Floating Boats & Diving Bells

Curriculum links:

  • Physics – Forces – Investigating the law of floatation – How things like ships and submarines float or sink
  • Art – Origami  

Learning objectives:

  1. Air pressure and force
  2. How boats float
  3. How diving bells work
  4. How folds in paper give rigidity.

Materials:

  • A4 sheet of paper
  • Large container or sink
  • Smaller container or glass that the boat will fit into

Safety:

  • Make sure the children are not left alone with water
  • Younger children may find it difficult to reach into the box and will need assistance. 

Instructions:

Making a boat

This is a nice and simple setup but there’s a load of science to be found in it as well as some great dexterity work. Even if children learn about folding and the strength it gives paper then mission accomplished!

Paper is very weak when it is compressed or squeezed together but is stronger when it’s pulled apart. By putting a fold in it you create a “thickness” which allows the paper to reinforce itself and not collapse so easily.

Here’s a link to some instructions on how to make the boat – but if you want to do this experiment quicker, anything that floats will work. https://www.youtube.com/watch?v=PzBCCyUf3VY

Getting the boat underwater without getting it wet!

Place an air tight container/glass (big enough to fit over the boat) over the boat. Push the container/glass further down into the water and watch the boat continue to sail in the container but under the water outside the container.

How it works:

Why do boats float again and how did you do that trick?

Firstly, it’s not a trick – its science! Secondly boats will float if their shape pushes away more water than they weigh i.e. they are less dense that the water that surrounds them. Imagine a blown-up balloon. It weighs next to nothing compared to its size (the amount of water it pushes away) so it floats on water. A boat is the same if the hull, pushes away more water than the weight of the boat – it floats! Which is why our paper boat sits proudly on the top of the water in the tank.

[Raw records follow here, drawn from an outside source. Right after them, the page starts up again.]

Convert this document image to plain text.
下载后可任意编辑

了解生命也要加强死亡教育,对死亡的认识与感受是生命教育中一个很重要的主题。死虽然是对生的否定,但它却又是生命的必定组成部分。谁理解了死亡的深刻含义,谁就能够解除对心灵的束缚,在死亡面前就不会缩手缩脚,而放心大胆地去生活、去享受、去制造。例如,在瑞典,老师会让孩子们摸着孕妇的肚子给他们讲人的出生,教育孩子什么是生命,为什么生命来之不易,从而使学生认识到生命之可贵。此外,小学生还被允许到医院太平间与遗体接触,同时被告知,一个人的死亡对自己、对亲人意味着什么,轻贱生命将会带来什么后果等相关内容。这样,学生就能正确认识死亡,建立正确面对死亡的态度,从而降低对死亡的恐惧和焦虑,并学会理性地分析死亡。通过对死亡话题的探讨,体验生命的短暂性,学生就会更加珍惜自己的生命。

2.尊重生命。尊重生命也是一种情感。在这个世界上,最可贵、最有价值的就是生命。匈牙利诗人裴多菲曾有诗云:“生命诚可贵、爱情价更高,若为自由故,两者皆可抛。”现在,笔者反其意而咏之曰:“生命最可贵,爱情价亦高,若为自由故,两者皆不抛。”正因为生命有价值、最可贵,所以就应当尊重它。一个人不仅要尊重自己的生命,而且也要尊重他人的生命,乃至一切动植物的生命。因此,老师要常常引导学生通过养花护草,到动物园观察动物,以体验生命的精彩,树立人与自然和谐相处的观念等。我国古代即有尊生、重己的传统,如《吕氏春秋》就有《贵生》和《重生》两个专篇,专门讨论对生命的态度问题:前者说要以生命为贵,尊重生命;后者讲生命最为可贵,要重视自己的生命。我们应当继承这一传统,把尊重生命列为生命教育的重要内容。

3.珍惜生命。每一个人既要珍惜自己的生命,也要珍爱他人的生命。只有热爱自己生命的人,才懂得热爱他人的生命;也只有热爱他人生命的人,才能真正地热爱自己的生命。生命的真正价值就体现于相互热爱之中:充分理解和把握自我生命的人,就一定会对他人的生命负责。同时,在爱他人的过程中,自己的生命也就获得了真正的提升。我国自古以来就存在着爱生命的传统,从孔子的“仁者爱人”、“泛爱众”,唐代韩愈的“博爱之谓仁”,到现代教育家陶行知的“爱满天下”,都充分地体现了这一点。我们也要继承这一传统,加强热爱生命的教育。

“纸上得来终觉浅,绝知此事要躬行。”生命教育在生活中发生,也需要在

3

The “trick” to get the boat to go underwater without getting wet is to have an air tight container big enough to fit over it. Air is made up of matter and therefore takes up space. When you pop the container down over the boat it is filled with air. Air is less dense than water so it wants to rise up in it (picture how a bubble behaves) so it stays inside the container/glass. As there is air already inside the container with no way of getting out, the water below can’t force its way in so the boat floats on the water that’s below it and hence you can get your ship to sail underwater. This is the exact way that diving bells work and how workers used them to engineer a lot of the infrastructure and buildings in water.